In an exclusive interview, Ronan spoke with us about her strong attachment to Susie, her experience on the sometimes turbulent Lovely Bones set, and the kinship she feels with a certain teenage star of another high-profile literary adaptation.

When tasked with a particularly traumatic or emotional scene, some actors will draw upon a similarly painful experience from their own lives to help them get into character. Obviously, you didn’t have that luxury with Susie. How were you able to relate to her?
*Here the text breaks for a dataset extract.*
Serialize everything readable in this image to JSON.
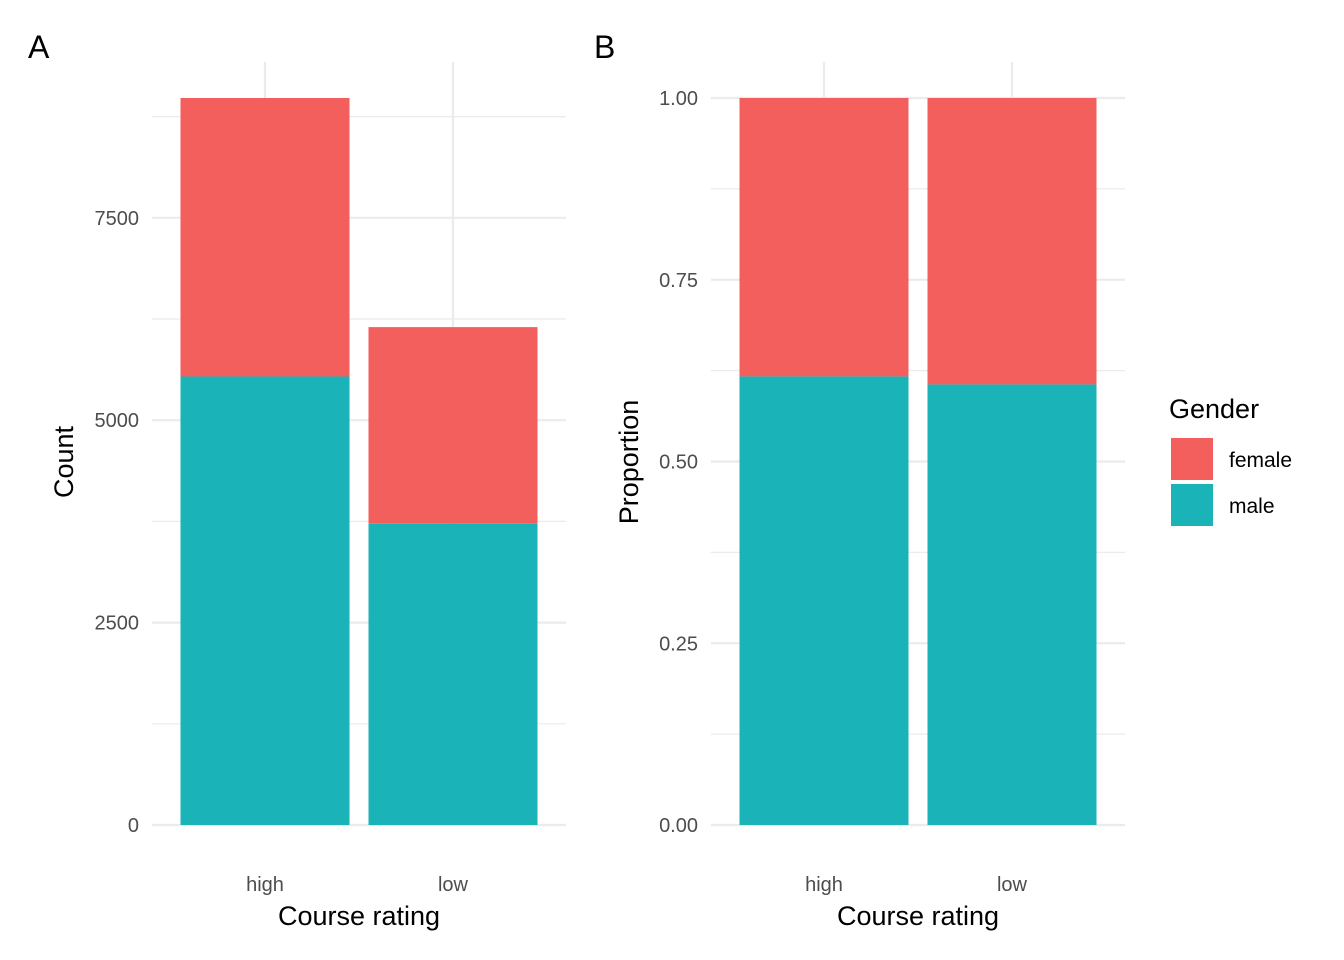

Saoirse Ronan: Yeah, you’re right. Thank God nothing like that has happened to me yet, so I couldn’t draw on any experience of my own. But one of the most important things — probably the most important thing — about portraying a character is understanding. After a while, I think Susie started to become a part of me, and it was very easy and very natural for me to understand what way she would react to something or deal with something. I never really thought of her as being a dead girl. She was someone whose body had died but not her soul. It was sort of like everything had been taken away from her, and I supposed I was just able to put myself in that position.